Clara Drummond
- Faculty
- Alumni, 2005
Biography
Clara Drummond studied Modern Languages at Cambridge before completing The Drawing Year at The Prince's Drawing School (now the Royal Drawing School) in 2005. She was awarded the Bulldog Award by the Royal Society of Portrait Painters and the Young Artist of the Year Prize by the Society of Women Artists and has had four portraits accepted for the BP Portrait Award at the National Gallery. Group shows include the Jerwood Drawing Prize and The Garrick/Milne Prize. She has had solo shows in Galeribox, Iceland, The Lookout, Aldeburgh, Edel Assanti, Flowers Gallery and most recently with the Museums of Cambridge exhibition 'Discoveries' at Two Temple Place, London. She teaches with the Royal Drawing School at Drawing School West and Drawing School Central and with the Saatchi Gallery and is currently the recipient of the George Crabbe Drawing Residency at Great Glemham, Suffolk.
On drawing
I believe that drawing from observation is a way of understanding, a form of discovery, that when one draws something one looks at that thing with an intensity and concentration that illuminates it and changes the way we see.

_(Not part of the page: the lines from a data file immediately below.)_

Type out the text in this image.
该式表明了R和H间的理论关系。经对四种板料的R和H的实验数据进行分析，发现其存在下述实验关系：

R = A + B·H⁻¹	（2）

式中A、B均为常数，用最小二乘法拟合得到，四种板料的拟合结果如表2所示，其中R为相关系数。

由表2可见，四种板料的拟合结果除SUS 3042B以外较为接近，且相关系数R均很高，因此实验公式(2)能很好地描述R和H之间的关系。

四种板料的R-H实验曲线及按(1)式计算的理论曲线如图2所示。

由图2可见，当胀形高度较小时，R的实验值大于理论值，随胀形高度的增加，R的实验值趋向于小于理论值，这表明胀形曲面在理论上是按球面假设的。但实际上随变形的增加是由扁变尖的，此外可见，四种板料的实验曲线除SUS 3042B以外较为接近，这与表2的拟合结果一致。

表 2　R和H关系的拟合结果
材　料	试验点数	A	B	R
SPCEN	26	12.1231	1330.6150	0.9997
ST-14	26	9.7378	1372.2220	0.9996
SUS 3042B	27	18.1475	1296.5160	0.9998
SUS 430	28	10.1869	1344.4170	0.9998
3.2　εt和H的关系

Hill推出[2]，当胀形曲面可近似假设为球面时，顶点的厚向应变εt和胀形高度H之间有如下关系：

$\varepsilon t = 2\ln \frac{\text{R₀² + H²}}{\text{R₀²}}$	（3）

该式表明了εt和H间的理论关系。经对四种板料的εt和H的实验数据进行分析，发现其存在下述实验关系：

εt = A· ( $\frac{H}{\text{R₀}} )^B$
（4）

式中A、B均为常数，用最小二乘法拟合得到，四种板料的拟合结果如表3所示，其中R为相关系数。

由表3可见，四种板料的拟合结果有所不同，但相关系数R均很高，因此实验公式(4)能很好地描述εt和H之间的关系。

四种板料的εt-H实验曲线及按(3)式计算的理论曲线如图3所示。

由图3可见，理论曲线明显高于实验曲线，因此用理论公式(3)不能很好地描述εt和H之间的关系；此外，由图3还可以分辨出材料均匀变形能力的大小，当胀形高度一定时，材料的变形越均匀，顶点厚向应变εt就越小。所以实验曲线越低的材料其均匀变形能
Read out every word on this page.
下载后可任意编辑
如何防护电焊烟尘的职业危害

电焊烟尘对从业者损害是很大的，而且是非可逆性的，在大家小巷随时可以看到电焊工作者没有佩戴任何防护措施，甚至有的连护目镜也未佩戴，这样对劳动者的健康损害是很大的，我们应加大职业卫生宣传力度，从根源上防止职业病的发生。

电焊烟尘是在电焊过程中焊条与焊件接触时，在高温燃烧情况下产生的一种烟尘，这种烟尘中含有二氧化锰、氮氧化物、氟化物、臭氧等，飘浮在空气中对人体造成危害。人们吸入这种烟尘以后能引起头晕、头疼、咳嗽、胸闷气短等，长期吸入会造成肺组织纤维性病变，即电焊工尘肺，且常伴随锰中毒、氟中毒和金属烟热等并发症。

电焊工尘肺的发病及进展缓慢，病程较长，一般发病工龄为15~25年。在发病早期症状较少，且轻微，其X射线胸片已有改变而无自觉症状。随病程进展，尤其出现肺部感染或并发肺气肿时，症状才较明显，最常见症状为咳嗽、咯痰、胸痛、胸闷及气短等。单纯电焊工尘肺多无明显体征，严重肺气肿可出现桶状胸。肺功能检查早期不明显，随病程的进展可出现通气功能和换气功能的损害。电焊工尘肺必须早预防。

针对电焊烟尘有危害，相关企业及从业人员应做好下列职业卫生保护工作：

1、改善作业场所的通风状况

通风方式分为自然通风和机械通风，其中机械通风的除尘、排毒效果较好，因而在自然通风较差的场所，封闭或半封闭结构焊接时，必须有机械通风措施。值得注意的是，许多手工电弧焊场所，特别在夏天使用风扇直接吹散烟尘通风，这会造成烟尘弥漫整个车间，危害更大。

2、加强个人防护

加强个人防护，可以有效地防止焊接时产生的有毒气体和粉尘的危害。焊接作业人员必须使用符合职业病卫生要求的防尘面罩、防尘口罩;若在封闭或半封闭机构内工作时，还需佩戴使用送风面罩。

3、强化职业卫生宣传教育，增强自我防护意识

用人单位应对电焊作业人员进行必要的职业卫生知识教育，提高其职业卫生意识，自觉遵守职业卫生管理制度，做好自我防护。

I try to approach my work in this way, never assuming or relying on preconceived ideas, but seeking always to discover anew, and respond to what I see before me rather than drawing what I know.

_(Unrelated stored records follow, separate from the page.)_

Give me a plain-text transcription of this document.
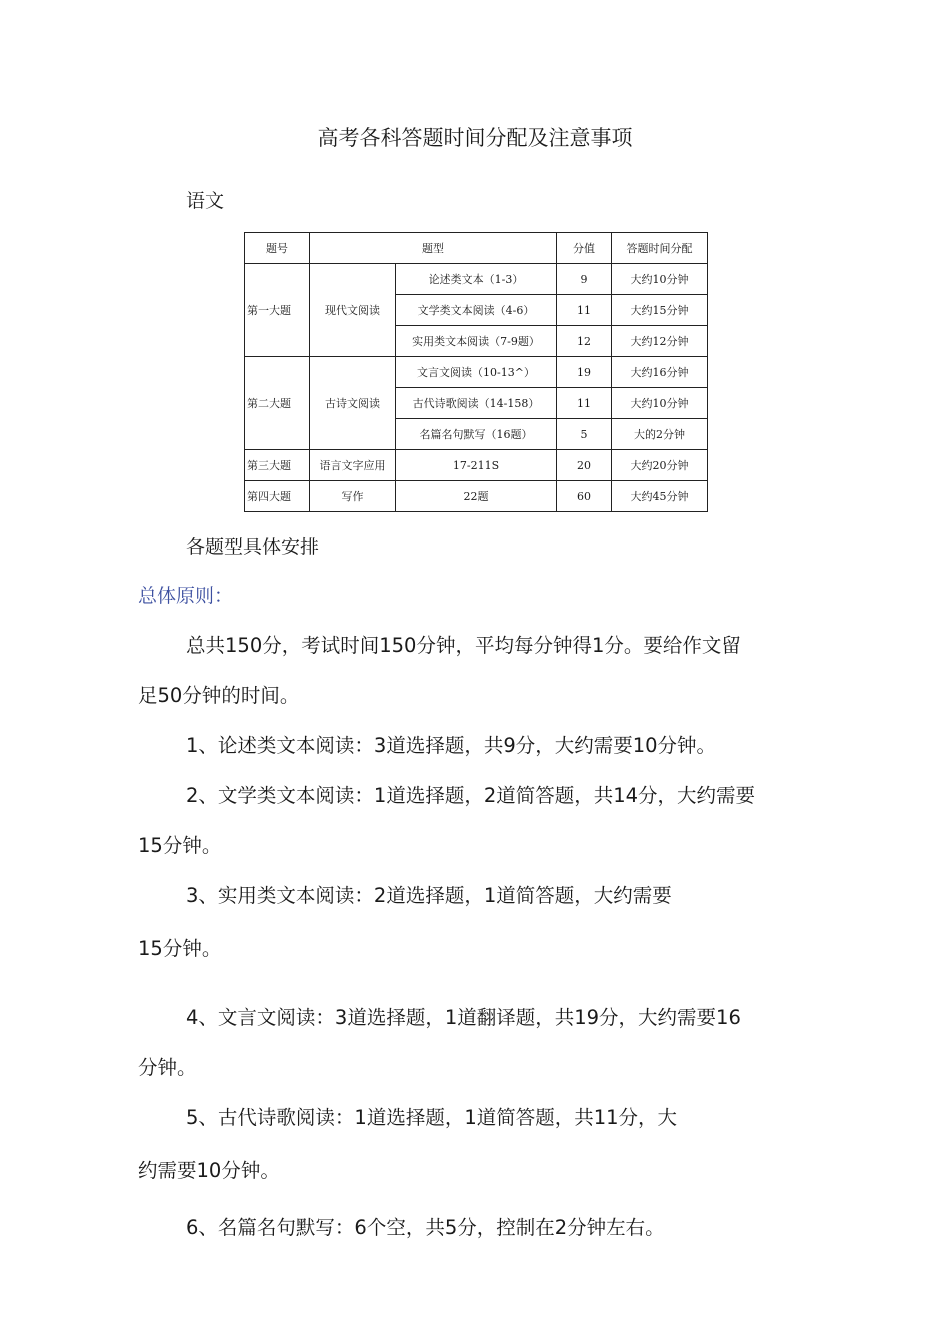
高考各科答题时间分配及注意事项
语文
题号	题型		分值	答题时间分配
第一大题	现代文阅读	论述类文本（1-3）	9	大约10分钟
		文学类文本阅读（4-6）	11	大约15分钟
		实用类文本阅读（7-9题）	12	大约12分钟
第二大题	古诗文阅读	文言文阅读（10-13^）	19	大约16分钟
		古代诗歌阅读（14-158）	11	大约10分钟
		名篇名句默写（16题）	5	大的2分钟
第三大题	语言文字应用	17-211S	20	大约20分钟
第四大题	写作	22题	60	大约45分钟
各题型具体安排
总体原则：
总共150分，考试时间150分钟，平均每分钟得1分。要给作文留
足50分钟的时间。
1、论述类文本阅读：3道选择题，共9分，大约需要10分钟。
2、文学类文本阅读：1道选择题，2道简答题，共14分，大约需要
15分钟。
3、实用类文本阅读：2道选择题，1道简答题，大约需要
15分钟。
4、文言文阅读：3道选择题，1道翻译题，共19分，大约需要16
分钟。
5、古代诗歌阅读：1道选择题，1道简答题，共11分，大
约需要10分钟。
6、名篇名句默写：6个空，共5分，控制在2分钟左右。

When one is drawing something from nature its internal logic reveals itself gradually and one becomes conscious of the unity, order and symmetry that underlies all natural forms. I felt this most acutely when drawing the fossil of an Ichthyosaur, a dolphin-like creature that once swam through prehistoric seas.
To me, drawing and the natural form are deeply connected, and whether drawing on the walls of caves or carving an image or form into bone, one has the sense that man's first impulse to create was in direct response to the natural world.